ニュース概要
厚生労働省は2025年11月、顧客が従業員に対して不当な要求をする「カスタマーハラスメント(カスハラ)」について、国内すべての企業や自治体に対策を義務付ける改正労働施策総合推進法の施行日を2026年10月1日とする方針を決めた。厚生労働省は、カスハラの具体例などを列挙した対応指針案も公開しており、これに基づいて企業はカスハラ対応に関する基本方針や相談体制を整備することが求められる。
このニュースに一言
厚生労働省が公開した対応指針案では、カスハラを「顧客等の言動であって、社会通念上許容される範囲を超え、労働者の就業環境が害されるもの」と定義しています。具体例として「契約内容を著しく超えたサービスの要求(無償での追加作業を要求など)」「SNSへ悪評を投稿することをほのめかす」などを挙げています。

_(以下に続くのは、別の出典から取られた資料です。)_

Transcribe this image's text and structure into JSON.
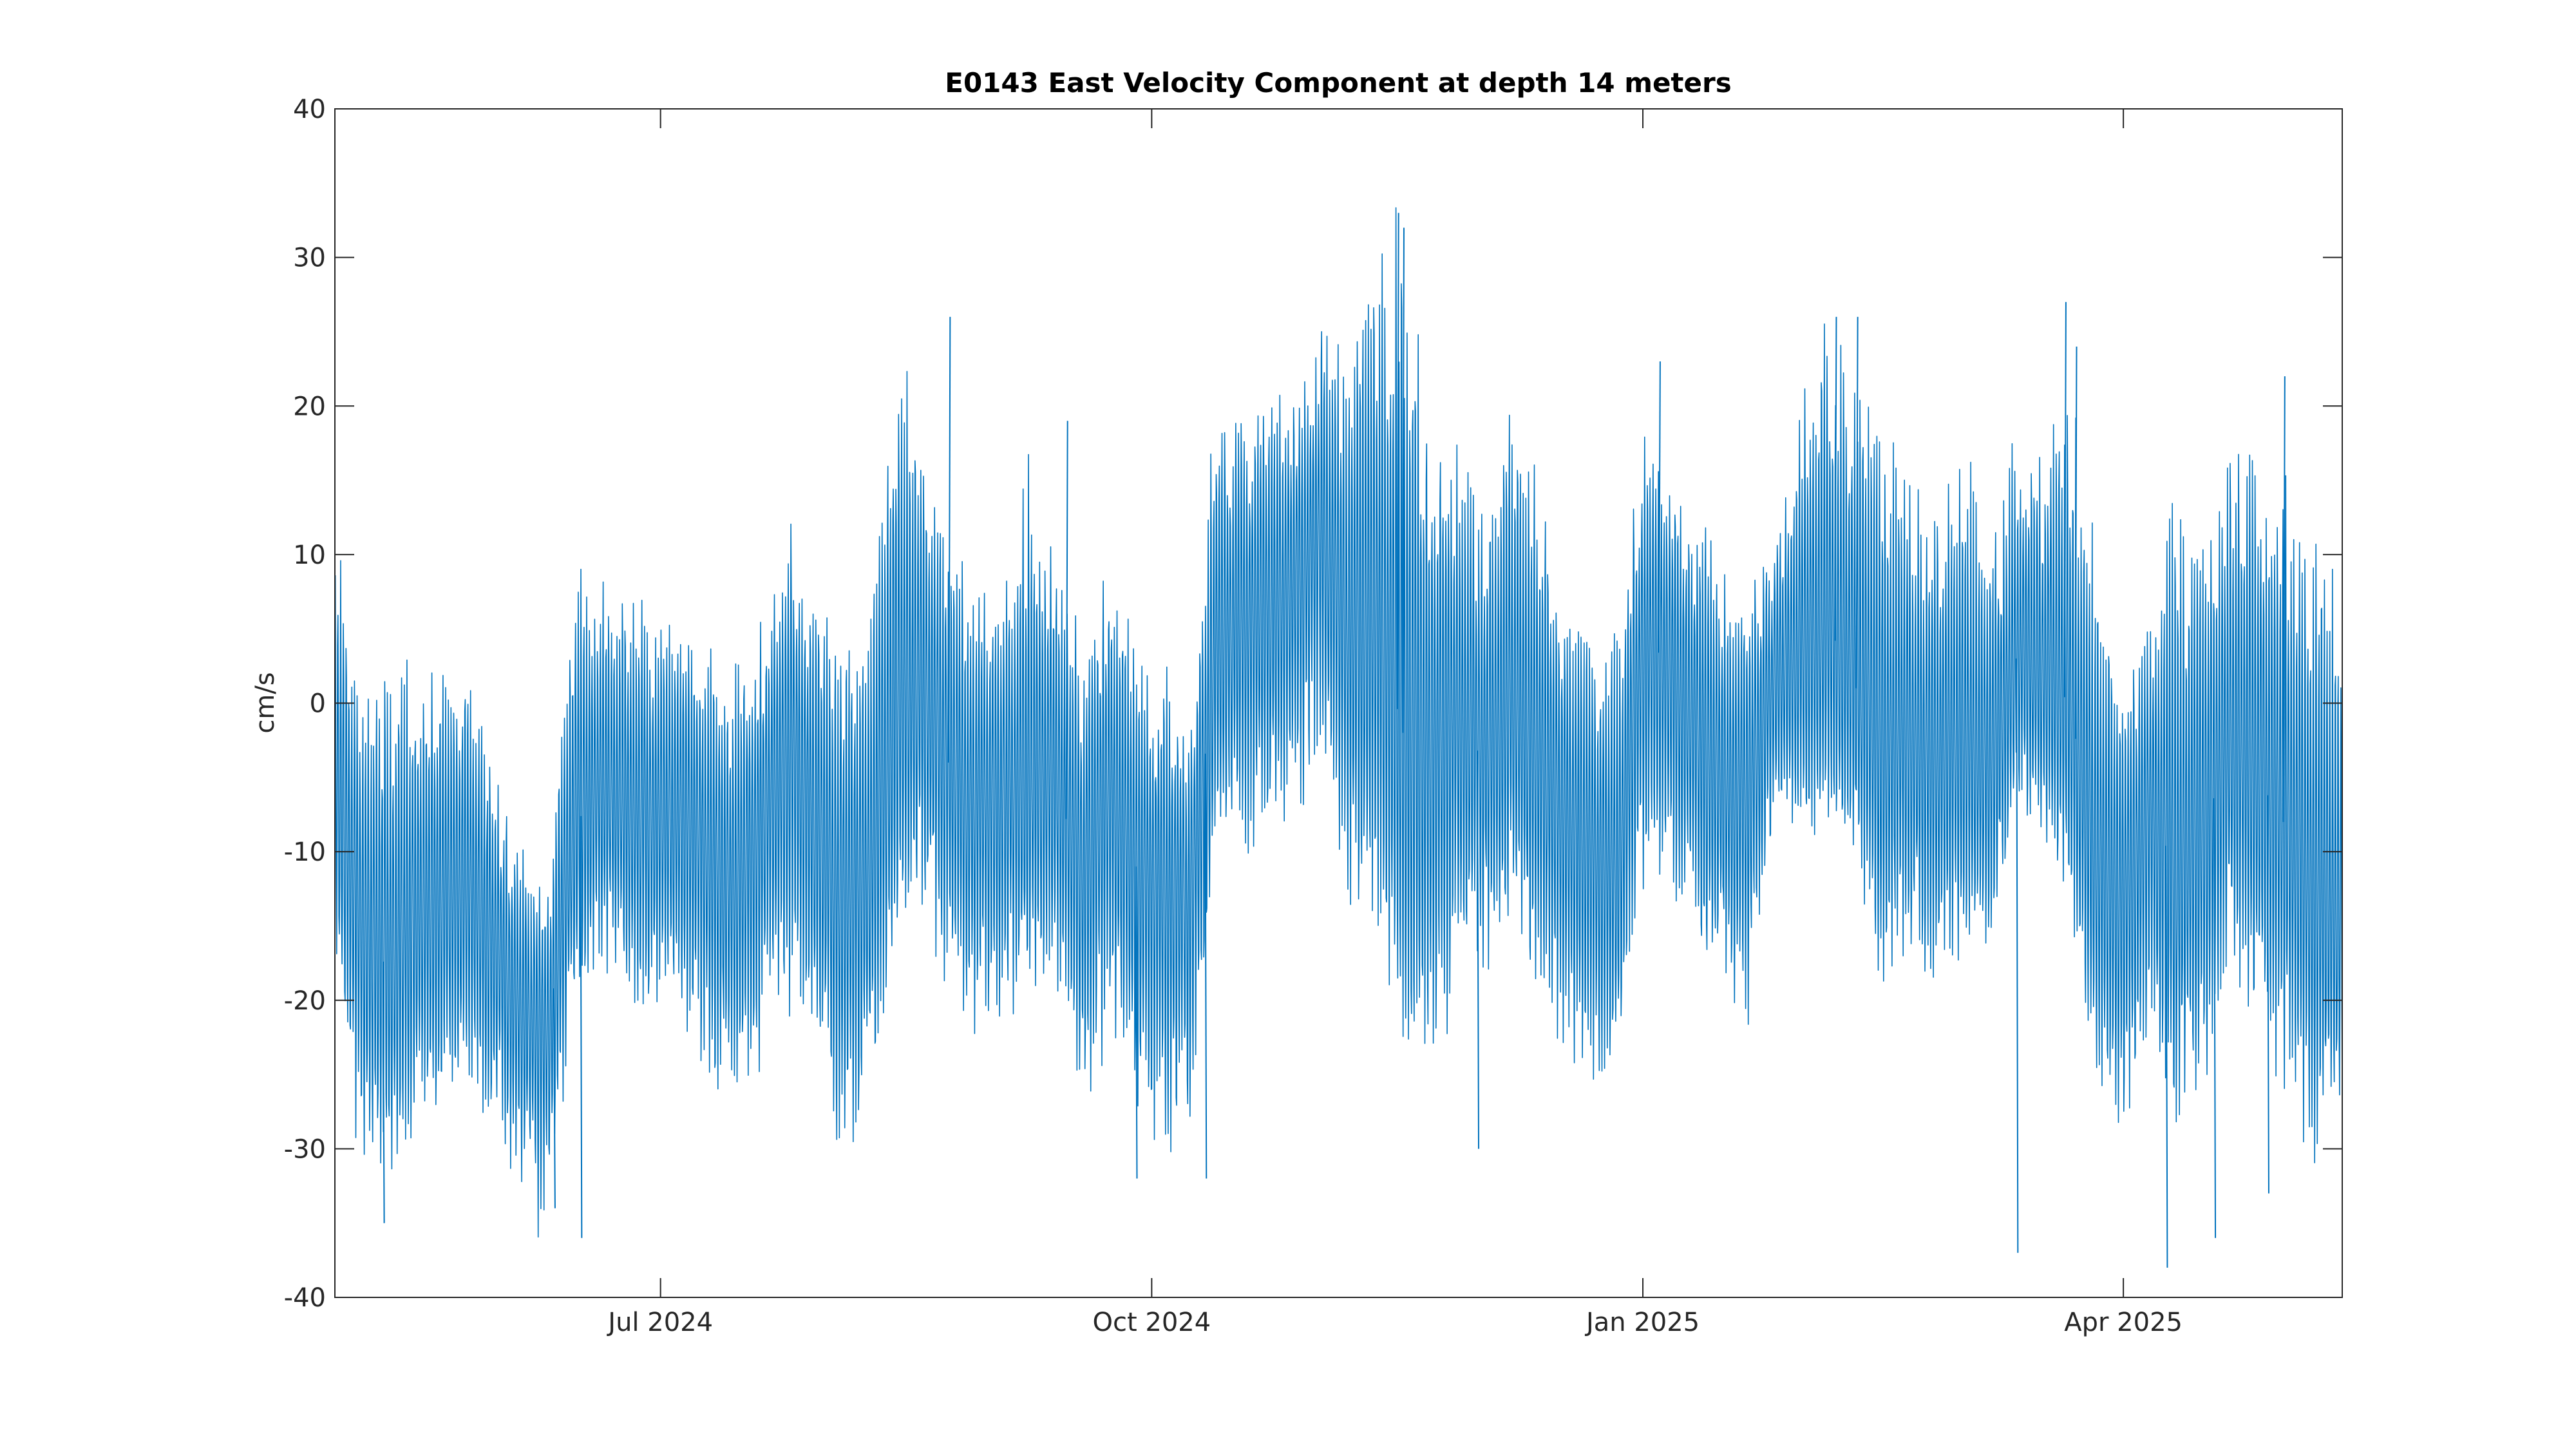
{
  "chart_data": {
    "type": "line",
    "title": "E0143 East Velocity Component at depth 14 meters",
    "xlabel": "",
    "ylabel": "cm/s",
    "xlim": [
      "2024-05-01",
      "2025-05-12"
    ],
    "ylim": [
      -40,
      40
    ],
    "grid": false,
    "x_ticks": [
      {
        "date": "2024-07-01",
        "label": "Jul 2024"
      },
      {
        "date": "2024-10-01",
        "label": "Oct 2024"
      },
      {
        "date": "2025-01-01",
        "label": "Jan 2025"
      },
      {
        "date": "2025-04-01",
        "label": "Apr 2025"
      }
    ],
    "y_ticks": [
      {
        "value": 40,
        "label": "40"
      },
      {
        "value": 30,
        "label": "30"
      },
      {
        "value": 20,
        "label": "20"
      },
      {
        "value": 10,
        "label": "10"
      },
      {
        "value": 0,
        "label": "0"
      },
      {
        "value": -10,
        "label": "-10"
      },
      {
        "value": -20,
        "label": "-20"
      },
      {
        "value": -30,
        "label": "-30"
      },
      {
        "value": -40,
        "label": "-40"
      }
    ],
    "series": [
      {
        "color": "#0072BD",
        "x": [
          "2024-05-01",
          "2024-05-06",
          "2024-05-11",
          "2024-05-16",
          "2024-05-21",
          "2024-05-26",
          "2024-05-31",
          "2024-06-05",
          "2024-06-10",
          "2024-06-15",
          "2024-06-20",
          "2024-06-25",
          "2024-06-30",
          "2024-07-05",
          "2024-07-10",
          "2024-07-15",
          "2024-07-20",
          "2024-07-25",
          "2024-07-30",
          "2024-08-04",
          "2024-08-09",
          "2024-08-14",
          "2024-08-19",
          "2024-08-24",
          "2024-08-29",
          "2024-09-03",
          "2024-09-08",
          "2024-09-13",
          "2024-09-18",
          "2024-09-23",
          "2024-09-28",
          "2024-10-03",
          "2024-10-08",
          "2024-10-13",
          "2024-10-18",
          "2024-10-23",
          "2024-10-28",
          "2024-11-02",
          "2024-11-07",
          "2024-11-12",
          "2024-11-17",
          "2024-11-22",
          "2024-11-27",
          "2024-12-02",
          "2024-12-07",
          "2024-12-12",
          "2024-12-17",
          "2024-12-22",
          "2024-12-27",
          "2025-01-01",
          "2025-01-06",
          "2025-01-11",
          "2025-01-16",
          "2025-01-21",
          "2025-01-26",
          "2025-01-31",
          "2025-02-05",
          "2025-02-10",
          "2025-02-15",
          "2025-02-20",
          "2025-02-25",
          "2025-03-02",
          "2025-03-07",
          "2025-03-12",
          "2025-03-17",
          "2025-03-22",
          "2025-03-27",
          "2025-04-01",
          "2025-04-06",
          "2025-04-11",
          "2025-04-16",
          "2025-04-21",
          "2025-04-26",
          "2025-05-01",
          "2025-05-06",
          "2025-05-11"
        ],
        "y": [
          -4,
          -15,
          -18,
          -14,
          -13,
          -12,
          -16,
          -20,
          -22,
          -8,
          -6,
          -7,
          -8,
          -7,
          -10,
          -12,
          -8,
          -2,
          -8,
          -14,
          -12,
          -2,
          0,
          -4,
          -7,
          -6,
          -6,
          -5,
          -12,
          -6,
          -11,
          -12,
          -13,
          3,
          6,
          7,
          9,
          12,
          4,
          6,
          -2,
          -4,
          0,
          -4,
          0,
          -3,
          -8,
          -10,
          -12,
          4,
          3,
          -2,
          -6,
          -5,
          2,
          3,
          5,
          1,
          -3,
          -2,
          -4,
          -3,
          -5,
          3,
          2,
          0,
          -12,
          -14,
          -6,
          -12,
          -8,
          -4,
          -5,
          -8,
          -14,
          -16
        ],
        "band_low": [
          -20,
          -32,
          -33,
          -30,
          -28,
          -26,
          -30,
          -34,
          -36,
          -20,
          -18,
          -20,
          -21,
          -22,
          -27,
          -29,
          -24,
          -20,
          -26,
          -30,
          -28,
          -16,
          -13,
          -19,
          -22,
          -22,
          -21,
          -20,
          -27,
          -22,
          -28,
          -32,
          -30,
          -12,
          -10,
          -10,
          -8,
          -4,
          -14,
          -18,
          -26,
          -26,
          -20,
          -18,
          -16,
          -20,
          -24,
          -26,
          -25,
          -12,
          -14,
          -18,
          -20,
          -21,
          -8,
          -10,
          -9,
          -13,
          -20,
          -18,
          -20,
          -17,
          -18,
          -8,
          -10,
          -14,
          -28,
          -30,
          -24,
          -30,
          -28,
          -18,
          -22,
          -26,
          -30,
          -28
        ],
        "band_high": [
          11,
          2,
          4,
          2,
          4,
          2,
          -4,
          -10,
          -12,
          10,
          8,
          8,
          6,
          6,
          3,
          2,
          6,
          12,
          8,
          5,
          6,
          26,
          18,
          12,
          9,
          8,
          18,
          10,
          6,
          10,
          3,
          2,
          0,
          20,
          20,
          20,
          21,
          26,
          25,
          30,
          34,
          20,
          18,
          14,
          20,
          16,
          10,
          6,
          4,
          18,
          16,
          14,
          10,
          8,
          12,
          22,
          26,
          24,
          18,
          15,
          14,
          18,
          12,
          18,
          16,
          22,
          10,
          3,
          6,
          14,
          14,
          20,
          18,
          16,
          14,
          10
        ],
        "spikes": [
          {
            "x": "2024-05-10",
            "y": -35
          },
          {
            "x": "2024-06-11",
            "y": -34
          },
          {
            "x": "2024-06-16",
            "y": -36
          },
          {
            "x": "2024-08-24",
            "y": 26
          },
          {
            "x": "2024-09-15",
            "y": 19
          },
          {
            "x": "2024-09-28",
            "y": -32
          },
          {
            "x": "2024-10-11",
            "y": -32
          },
          {
            "x": "2024-11-16",
            "y": 33
          },
          {
            "x": "2024-11-17",
            "y": 32
          },
          {
            "x": "2024-12-01",
            "y": -30
          },
          {
            "x": "2025-01-04",
            "y": 23
          },
          {
            "x": "2025-02-06",
            "y": 26
          },
          {
            "x": "2025-02-10",
            "y": 26
          },
          {
            "x": "2025-03-12",
            "y": -37
          },
          {
            "x": "2025-03-21",
            "y": 27
          },
          {
            "x": "2025-03-23",
            "y": 24
          },
          {
            "x": "2025-04-09",
            "y": -38
          },
          {
            "x": "2025-04-18",
            "y": -36
          },
          {
            "x": "2025-05-01",
            "y": 22
          },
          {
            "x": "2025-04-28",
            "y": -33
          }
        ]
      }
    ]
  }
}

企業はこのような行為に対して、従業員を守るという基本方針・姿勢の明確化、対処手順(報告・引き継ぎ、複数名での対応、記録、必要に応じ警察への通報等)の策定と従業員への周知、相談窓口を定めるなどしなければなりません。現場の従業員は、カスハラに該当するおそれがある言動を受けた場合、無理に一人で対応してはいけません。安全確保を優先しながら定められた手順に従い、すみやかに上司や相談窓口へ報告・引き継ぎを行いましょう。
顧客からの不当な要求は、その場の自己判断で引き受けたり抱え込んだりせず、「組織の基準と手順」に沿って対応(拒否を含む)しましょう。必要に応じて決められた窓口・上長・担当部署へつなぎ、組織として対応してください。それが、あなた自身と安心できる職場環境を守ります。